Life Cycle of Spider Mite—European Red Mite
The European red mite winters in the egg stage then the larva move to leaf surfaces, generally the lower side of the leaf, to feed. As foliage becomes mature, adults and immature mites are more likely to be found on those leaves (vs. young, newly expanded leaves). First adults will appear around petal fall in apple orchards.
Control of Spider Mites in Apple Orchards
In general, hot, dry weather favors the buildup of spider mite populations (and lack of overhead irrigation and/or dust favor outbreaks of two-spotted spider mite and McDaniel spider mite).
It is important to monitor spider mite populations in orchards. At a level of 30 mites per leaf, a treatment to curb the population is recommended to maintain optimal production, though growers or consultants may have their own thresholds based on experience and sampling technique.
One means of controlling spider mite populations is through predator mite populations. They can be effective, although they require at least a low-level spider and/or rust mite population for a food source.
Regarding chemical control, a delayed-dormant mineral oil spray should be used to destroy overwintering egg populations. In apples, this application will generally provide good control through May and into June. In-season sprays from June onwards should be used to keep spider mite populations under control. Miticides that are soft on beneficials should be preferred.
Life Cycle of Rust Mite—Apple Rust Mite
Apple rust mite overwinters as females in crevices on branches or twigs and under bud scales. They emerge in the spring and mostly feed on the underside of leaves as buds open in the spring. There are multiple generations through the growing season and warmer temperatures favor rapid development, although hot and dry conditions (95 oF and RH below 20%) curb the populations.
Control of Rust Mites in Apple Orchards
The presence of a large number of rust mites can be detected by the color of the leaves, and should be confirmed with a hand lens 10x or better (if a population estimate is needed, the brush leaf method should be used). They provide an important alternative food source for predatory mites, so control is typically not recommended unless populations are high in July and predatory mites are negligible to non-existent.

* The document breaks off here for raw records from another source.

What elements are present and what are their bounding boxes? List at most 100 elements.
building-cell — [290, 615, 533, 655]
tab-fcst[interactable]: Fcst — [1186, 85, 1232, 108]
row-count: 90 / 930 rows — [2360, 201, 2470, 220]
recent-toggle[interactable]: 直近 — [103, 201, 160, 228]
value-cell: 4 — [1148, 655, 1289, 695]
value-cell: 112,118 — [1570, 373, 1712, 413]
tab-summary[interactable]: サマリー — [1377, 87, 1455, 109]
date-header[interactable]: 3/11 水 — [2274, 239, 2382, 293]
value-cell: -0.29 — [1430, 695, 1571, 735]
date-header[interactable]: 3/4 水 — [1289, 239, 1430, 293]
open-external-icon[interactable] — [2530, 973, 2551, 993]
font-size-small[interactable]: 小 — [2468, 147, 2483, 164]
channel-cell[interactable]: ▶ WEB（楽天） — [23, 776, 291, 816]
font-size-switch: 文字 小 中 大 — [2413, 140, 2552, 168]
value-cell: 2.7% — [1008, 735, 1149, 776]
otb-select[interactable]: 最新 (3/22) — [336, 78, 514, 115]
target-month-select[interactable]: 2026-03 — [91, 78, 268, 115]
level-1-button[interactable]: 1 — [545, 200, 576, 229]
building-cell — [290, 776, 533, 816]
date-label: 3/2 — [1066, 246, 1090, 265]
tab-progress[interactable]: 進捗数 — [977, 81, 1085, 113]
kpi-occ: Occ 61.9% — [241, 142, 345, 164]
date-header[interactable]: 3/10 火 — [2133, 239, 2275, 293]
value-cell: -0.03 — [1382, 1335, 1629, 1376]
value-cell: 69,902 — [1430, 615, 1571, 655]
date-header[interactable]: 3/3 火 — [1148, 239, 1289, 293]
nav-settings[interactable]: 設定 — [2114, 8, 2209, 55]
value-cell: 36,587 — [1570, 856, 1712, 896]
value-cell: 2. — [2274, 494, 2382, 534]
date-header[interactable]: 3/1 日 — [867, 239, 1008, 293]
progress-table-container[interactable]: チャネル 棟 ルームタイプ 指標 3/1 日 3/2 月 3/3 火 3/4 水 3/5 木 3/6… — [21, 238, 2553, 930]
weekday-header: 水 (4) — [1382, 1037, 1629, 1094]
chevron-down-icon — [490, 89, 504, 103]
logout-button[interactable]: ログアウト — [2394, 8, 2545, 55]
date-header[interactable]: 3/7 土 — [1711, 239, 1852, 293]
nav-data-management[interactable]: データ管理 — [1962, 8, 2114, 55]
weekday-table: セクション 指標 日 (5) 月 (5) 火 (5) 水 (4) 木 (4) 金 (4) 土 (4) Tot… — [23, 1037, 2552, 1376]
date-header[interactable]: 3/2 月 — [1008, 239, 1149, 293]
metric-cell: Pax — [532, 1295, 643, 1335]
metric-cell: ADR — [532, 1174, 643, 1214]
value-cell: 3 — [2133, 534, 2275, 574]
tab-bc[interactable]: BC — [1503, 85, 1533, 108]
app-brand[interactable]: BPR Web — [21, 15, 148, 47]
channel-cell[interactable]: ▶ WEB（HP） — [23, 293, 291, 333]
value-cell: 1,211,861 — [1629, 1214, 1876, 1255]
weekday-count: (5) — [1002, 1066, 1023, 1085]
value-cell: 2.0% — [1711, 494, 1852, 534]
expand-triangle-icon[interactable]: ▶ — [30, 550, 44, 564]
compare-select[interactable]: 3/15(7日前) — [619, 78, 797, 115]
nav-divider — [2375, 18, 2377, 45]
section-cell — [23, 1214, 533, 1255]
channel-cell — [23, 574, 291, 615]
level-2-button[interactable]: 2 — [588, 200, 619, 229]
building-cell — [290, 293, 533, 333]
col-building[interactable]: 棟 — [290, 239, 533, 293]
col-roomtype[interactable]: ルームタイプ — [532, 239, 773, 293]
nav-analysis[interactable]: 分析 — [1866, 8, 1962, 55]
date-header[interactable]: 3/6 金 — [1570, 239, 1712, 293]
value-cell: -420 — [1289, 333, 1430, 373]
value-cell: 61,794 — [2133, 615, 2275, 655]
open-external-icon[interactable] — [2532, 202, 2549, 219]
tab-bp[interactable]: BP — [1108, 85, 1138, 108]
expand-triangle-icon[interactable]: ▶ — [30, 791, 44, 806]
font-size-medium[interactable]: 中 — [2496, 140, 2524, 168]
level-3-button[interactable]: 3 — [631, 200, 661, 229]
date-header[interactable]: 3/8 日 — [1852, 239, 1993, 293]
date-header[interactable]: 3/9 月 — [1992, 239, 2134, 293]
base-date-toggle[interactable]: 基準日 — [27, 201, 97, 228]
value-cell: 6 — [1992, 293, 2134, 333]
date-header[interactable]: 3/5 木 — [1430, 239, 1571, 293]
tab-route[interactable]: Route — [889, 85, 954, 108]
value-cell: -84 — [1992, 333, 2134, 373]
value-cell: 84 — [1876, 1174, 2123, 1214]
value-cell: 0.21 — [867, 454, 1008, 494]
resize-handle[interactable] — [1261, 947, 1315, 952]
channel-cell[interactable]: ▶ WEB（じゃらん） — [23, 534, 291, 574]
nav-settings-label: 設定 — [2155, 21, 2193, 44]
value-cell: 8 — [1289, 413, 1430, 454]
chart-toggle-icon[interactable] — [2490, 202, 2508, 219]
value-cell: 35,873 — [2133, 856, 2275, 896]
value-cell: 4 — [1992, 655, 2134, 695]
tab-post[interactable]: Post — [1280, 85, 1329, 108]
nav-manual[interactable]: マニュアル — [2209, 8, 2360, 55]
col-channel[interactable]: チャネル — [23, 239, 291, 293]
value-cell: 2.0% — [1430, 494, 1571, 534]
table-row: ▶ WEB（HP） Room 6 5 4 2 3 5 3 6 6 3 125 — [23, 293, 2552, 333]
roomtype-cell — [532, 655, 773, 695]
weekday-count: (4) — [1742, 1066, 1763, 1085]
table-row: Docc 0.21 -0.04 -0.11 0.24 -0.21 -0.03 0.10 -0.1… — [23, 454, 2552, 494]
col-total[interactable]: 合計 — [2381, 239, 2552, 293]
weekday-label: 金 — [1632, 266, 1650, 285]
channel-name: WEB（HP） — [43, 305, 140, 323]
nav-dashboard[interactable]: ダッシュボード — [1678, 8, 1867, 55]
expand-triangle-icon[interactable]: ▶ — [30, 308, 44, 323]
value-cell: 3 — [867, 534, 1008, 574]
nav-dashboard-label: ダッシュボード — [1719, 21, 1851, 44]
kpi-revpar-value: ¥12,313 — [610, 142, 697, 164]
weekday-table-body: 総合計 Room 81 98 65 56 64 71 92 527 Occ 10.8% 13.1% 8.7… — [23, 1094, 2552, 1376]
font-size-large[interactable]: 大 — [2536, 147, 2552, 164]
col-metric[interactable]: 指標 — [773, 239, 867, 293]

Blister rust mites, e.g., appleleaf rust mite, rarely infest well-managed apple orchards, however, they should be scouted and monitored if present. If necessary, treatments should be applied to control populations and applications are most effective after harvest when the mites leave the leaf blisters and move to terminal and fruit buds (where they remain exposed until buds swell in the following spring). Pre-bloom treatments can prevent damage that occurs during bloom as well. Again, miticides that are soft on beneficials should be preferred.
Recommendations: For control of mites as part of an overall IPM program in conventional and organic apple orchards:
- 1-2 gal/100 gal Tritek® (mineral oil) at delayed-dormant (1/2” green tissue) timing to destroy vulnerable spider mite eggs, and in-season as part of IPM program.
- 1-2 qt/100 gal Biomite™ for spider mite control during growing season. Do not apply with a surfactant. Biomite is easy on beneficial insects.
- 1-4 pt/100 gal BRANDT® Ecotec® Plus for spider mite or apple rust mite control during growing season, and/or blister mites post-harvest if/as needed. BRANDT Ecotec Plus is easy on beneficial insects.